Gender-Bending Shakespeare?! Twelfth Night at the National Theatre

A couple of weeks ago I went to see the National Theatre’s production of Twelfth Night in London. It’s one of my favourite Shakespeare plays – as a twin myself I’ve always been drawn to it – so I was pretty excited to see what the National would do with it (and wow, it did some very interesting stuff!).

The big selling factor for this production was the decision to change character’s genders: specifically, making Malvolio female – played by Tamsin Greig. In a play that is already fascinated with gender and sexuality, this seemed an interesting, but not foolish, decision. (Well at least, I think so, since its a part of my dissertation topic for next year!) They even changed the character’s name to ‘Malvolia’ for the female inflection, and referred to her as ‘madam’, rather than ‘sir’. Naturally this had quite a big impact on the play and production as a whole; I was especially hit with the realisation that by using a female Malvolia, it changes the humour of the play that comes from gender and sexuality confusion.

Malvolia (Tamsin Greig)

Malvolia’s belief that her mistress could be in love with her brings with it a suggestion of Olivia as not heterosexual – that she could have feelings for the ‘male’ Cesario or a female Malvolia.

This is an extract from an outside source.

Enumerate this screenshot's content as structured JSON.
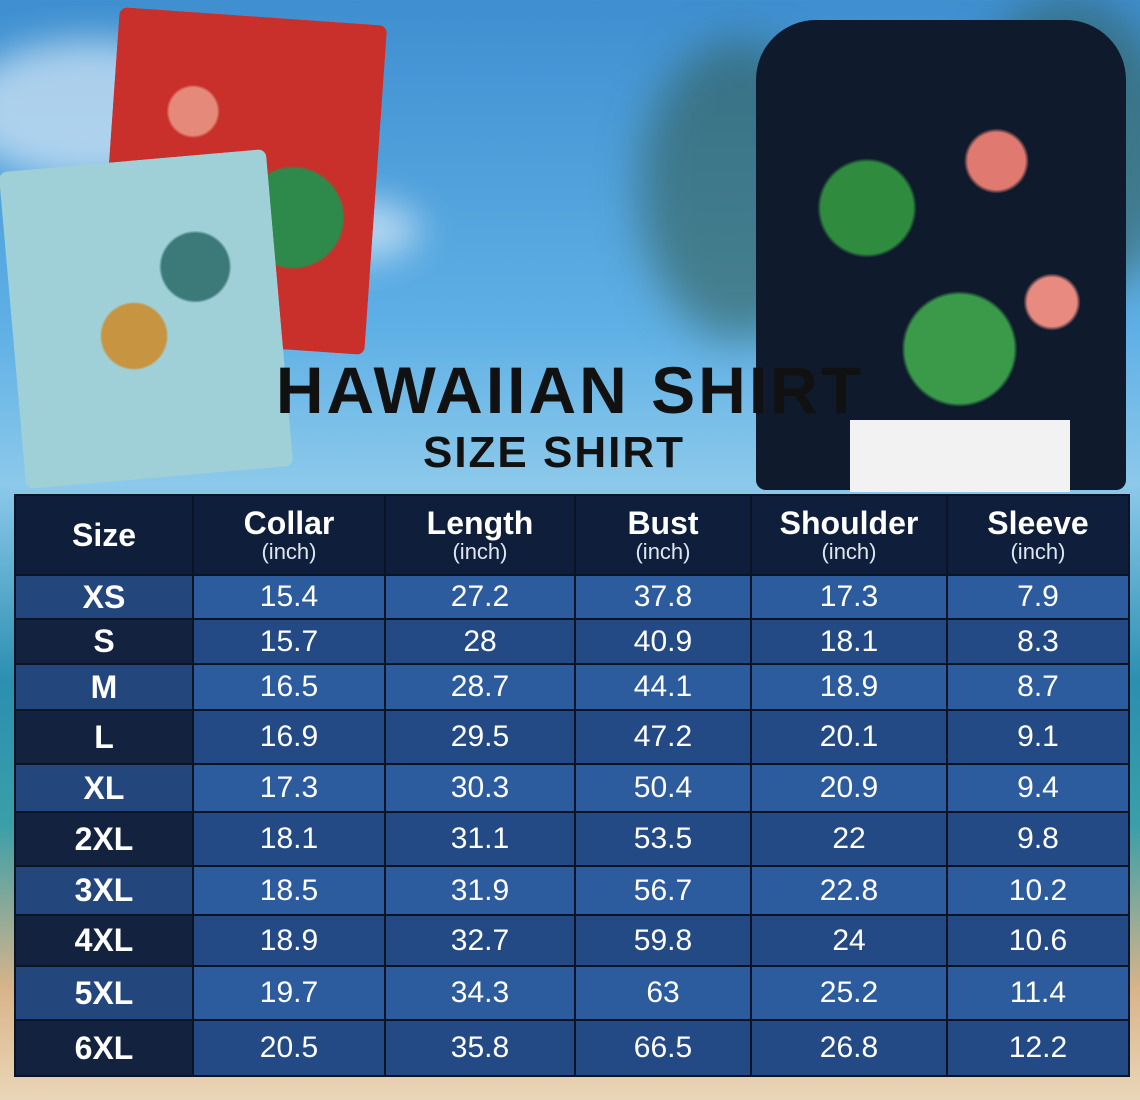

It was still funny nevertheless, particularly Olivia fanatically pining after (as well as physically chasing and falling over) for her unrequited lover, Cesario/Viola. I did still find the comedy reduced a bit as a result of the change in gender but I think that’s the result of my own curiosity.

Malvolio was not the only male character changed to female in this production though: Fabian, Feste, and the chorus of Olivia’s household were all female. I really liked this, as it emphasised the unwanted presence of Sir Toby and Sir Andrew, as the only men in a powerful female’s home (also yay, girl power!).


Olivia and her female gang (Phoebe Fox and co.)

As can be expected from the NT, the performances were all pretty strong. Tamsin Greig has been the focus of much of the production’s acclaim, and I agree that she was great – her contrast between the uptight lady to the exuberant and mad outcast was impressive (and all the more hilarious). However, I don’t think she was the only stand-out performance: Andrew and Toby were also brilliant. They were super funny, and I thought their characterisation, as both individuals and a double-act, suited the production perfectly.

A beautiful, modern yet timeless setting filled the stage, which was very cleverly designed to be versatile and fluid between the many changes in setting of the play – despite the relatively busy set.

Overall, I really liked this production and I’m so glad I got to see it live onstage for myself (thanks mum!).